Tu cerebro no hace eso. Tu cerebro necesita un empujón extra para cruzar la línea entre la inacción y la acción. Como un coche que necesita que le empujen para arrancar porque el motor de arranque está averiado. El motor funciona bien una vez que arranca. Pero arrancarlo es otra historia.
Y las mañanas son el peor momento. Porque tu cerebro todavía no ha acumulado presión. No hay urgencia todavía. No hay adrenalina. No hay nadie mirando. Solo tú, el portátil, y el silencio de una lista de tareas que no genera ninguna emoción.
La hora fantasma
Yo le llamo "la hora fantasma". Esa hora entre que me siento y empiezo a producir de verdad. Estoy en la silla. Parezco que trabajo. Pero no produzco nada. Es como estar en el escenario pero sin que suene la música. Estás ahí, pero el show no ha empezado.
Y lo peor es la culpa. Porque llevas una hora sin hacer nada y ahora tienes una hora menos para hacer todo lo que tenías que hacer. Y esa culpa no te activa. Te paraliza más. Porque ahora tienes la presión de haber perdido tiempo y la parálisis de no poder arrancar.
Ciclo perfecto. Culpa que paraliza. Parálisis que genera culpa. Y tú en medio preguntándote por qué no puedes hacer algo tan simple como empezar.
Si eso de no rendir en el trabajo aunque quieres te suena, piensa en cuántas de esas horas improductivas son realmente horas de bloqueo en la arrancada.
Lo que he probado (y qué funciona)
La tarea más pequeña posible. En serio. No "empezar el proyecto". No "escribir el informe". Abrir el documento. Solo abrirlo. A veces eso basta para que el cerebro diga: "Bueno, ya que estamos aquí, vamos a escribir algo."
Un ritual de arranque. Siempre el mismo. Café, sentarse, música concreta, abrir la misma app. No por ser organizado. Sino porque el ritual le dice a tu cerebro: "Esto significa que empezamos." Como el pistoletazo de salida de una carrera. Sin él, tu cerebro no sabe que la carrera ha empezado.
Empezar por lo más fácil. No por lo más importante. No por lo más urgente. Por lo más fácil. Porque necesitas un primer movimiento para romper la inercia. Y una vez que el motor arranca, ya puedes meterle más carga.
Body doubling. Trabajar con alguien al lado. No necesariamente en lo mismo. Solo que haya otra persona trabajando. Su energía de trabajo te contagia la activación que tu cerebro no genera solo. Suena raro. Funciona.
¿Por qué a los demás no les pasa?
Les pasa a algunos. Pero no a este nivel. No cada día. No con esta intensidad.

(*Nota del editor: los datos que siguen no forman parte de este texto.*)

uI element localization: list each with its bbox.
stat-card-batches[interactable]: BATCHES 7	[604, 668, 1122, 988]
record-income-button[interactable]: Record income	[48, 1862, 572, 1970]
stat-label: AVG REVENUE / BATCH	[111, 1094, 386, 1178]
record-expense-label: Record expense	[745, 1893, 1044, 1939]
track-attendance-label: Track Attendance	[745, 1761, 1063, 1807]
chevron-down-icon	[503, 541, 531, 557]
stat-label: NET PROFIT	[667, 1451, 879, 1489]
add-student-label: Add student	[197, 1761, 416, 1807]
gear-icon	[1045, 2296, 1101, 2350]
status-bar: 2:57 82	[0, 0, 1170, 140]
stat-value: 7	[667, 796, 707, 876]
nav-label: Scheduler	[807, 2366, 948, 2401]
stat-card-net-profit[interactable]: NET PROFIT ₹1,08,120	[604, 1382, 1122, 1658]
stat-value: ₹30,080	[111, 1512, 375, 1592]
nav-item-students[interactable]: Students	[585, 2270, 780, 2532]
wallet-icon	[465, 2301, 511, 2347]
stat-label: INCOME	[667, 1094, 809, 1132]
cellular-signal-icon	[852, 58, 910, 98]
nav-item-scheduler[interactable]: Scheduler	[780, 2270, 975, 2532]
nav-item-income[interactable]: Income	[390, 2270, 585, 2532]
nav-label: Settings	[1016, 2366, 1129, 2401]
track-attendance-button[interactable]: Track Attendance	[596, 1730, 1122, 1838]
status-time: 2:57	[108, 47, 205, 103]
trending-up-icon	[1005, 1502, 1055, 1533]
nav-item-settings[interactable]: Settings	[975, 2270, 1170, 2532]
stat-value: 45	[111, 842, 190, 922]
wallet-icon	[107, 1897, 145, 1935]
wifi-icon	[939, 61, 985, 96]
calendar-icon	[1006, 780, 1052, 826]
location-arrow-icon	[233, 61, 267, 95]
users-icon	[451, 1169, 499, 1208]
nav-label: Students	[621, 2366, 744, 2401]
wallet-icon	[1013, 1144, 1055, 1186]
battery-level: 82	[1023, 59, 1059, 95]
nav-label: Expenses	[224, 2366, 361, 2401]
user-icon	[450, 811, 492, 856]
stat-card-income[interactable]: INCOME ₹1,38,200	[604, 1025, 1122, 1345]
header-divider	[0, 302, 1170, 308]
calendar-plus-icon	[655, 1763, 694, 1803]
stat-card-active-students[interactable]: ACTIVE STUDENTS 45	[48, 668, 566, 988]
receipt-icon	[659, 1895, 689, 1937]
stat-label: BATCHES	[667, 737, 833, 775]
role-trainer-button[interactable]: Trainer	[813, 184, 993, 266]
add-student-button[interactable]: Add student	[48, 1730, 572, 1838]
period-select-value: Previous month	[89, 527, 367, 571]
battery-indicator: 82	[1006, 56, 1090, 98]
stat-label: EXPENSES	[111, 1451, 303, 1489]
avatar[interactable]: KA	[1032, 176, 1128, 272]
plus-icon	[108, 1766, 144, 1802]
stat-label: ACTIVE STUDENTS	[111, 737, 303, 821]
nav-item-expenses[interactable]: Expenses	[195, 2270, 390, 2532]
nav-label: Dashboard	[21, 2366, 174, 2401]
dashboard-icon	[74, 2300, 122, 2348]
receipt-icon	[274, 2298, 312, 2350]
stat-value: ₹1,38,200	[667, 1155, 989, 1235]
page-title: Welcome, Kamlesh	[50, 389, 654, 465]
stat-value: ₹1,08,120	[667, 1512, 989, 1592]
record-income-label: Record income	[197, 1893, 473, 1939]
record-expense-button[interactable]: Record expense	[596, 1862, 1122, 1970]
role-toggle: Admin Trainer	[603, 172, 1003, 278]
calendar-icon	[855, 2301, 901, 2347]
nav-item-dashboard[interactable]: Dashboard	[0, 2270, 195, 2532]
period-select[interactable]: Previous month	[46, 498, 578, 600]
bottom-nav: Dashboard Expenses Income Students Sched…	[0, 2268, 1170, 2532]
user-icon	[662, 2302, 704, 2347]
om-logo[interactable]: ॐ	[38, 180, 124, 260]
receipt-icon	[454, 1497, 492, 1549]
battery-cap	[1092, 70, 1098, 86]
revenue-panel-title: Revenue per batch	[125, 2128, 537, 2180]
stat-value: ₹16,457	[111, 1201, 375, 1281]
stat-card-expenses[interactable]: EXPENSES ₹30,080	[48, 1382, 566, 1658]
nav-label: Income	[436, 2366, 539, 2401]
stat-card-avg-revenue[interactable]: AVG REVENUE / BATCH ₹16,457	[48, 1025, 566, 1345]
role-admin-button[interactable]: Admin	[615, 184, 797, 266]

La diferencia es que tu cerebro tiene un sistema de activación que necesita más combustible para ponerse en marcha. Es como la diferencia entre un mechero y una hoguera. El mechero enciende con un click. La hoguera necesita yesca, papel, cerillas, y soplar un buen rato.
Y no es que tu fuego sea peor una vez que arde. De hecho, cuando arrancas muchas veces rindes más que los demás. Algunos días vuelas y otros te arrastras, pero los días que vuelas eres una máquina. El problema no es la potencia. Es el arranque.
Eso que sientes de que todo te cuesta más que a los demás empieza a primera hora de la mañana. Desde el minuto cero del día ya estás gastando más energía que los demás solo para hacer lo mismo.
Puede que haya una razón
Esa dificultad para iniciar tareas, esa hora fantasma de cada mañana, esa sensación de que tu motor no arranca sin un empujón externo...
En muchos adultos esto es un síntoma directo de TDAH. Los profesionales lo llaman "déficit en la iniciación de tarea", y es una de las manifestaciones más comunes del TDAH inatento en adultos. No es pereza. No es falta de disciplina. Es que el circuito que conecta "quiero hacer" con "estoy haciendo" tiene un cortocircuito.
No te estoy diagnosticando. Esto no sustituye a un psicólogo o psiquiatra. Pero si cada mañana es una batalla para arrancar aunque tengas deadlines y adrenalina esperándote, puede que haya algo más que "no soy persona de mañanas".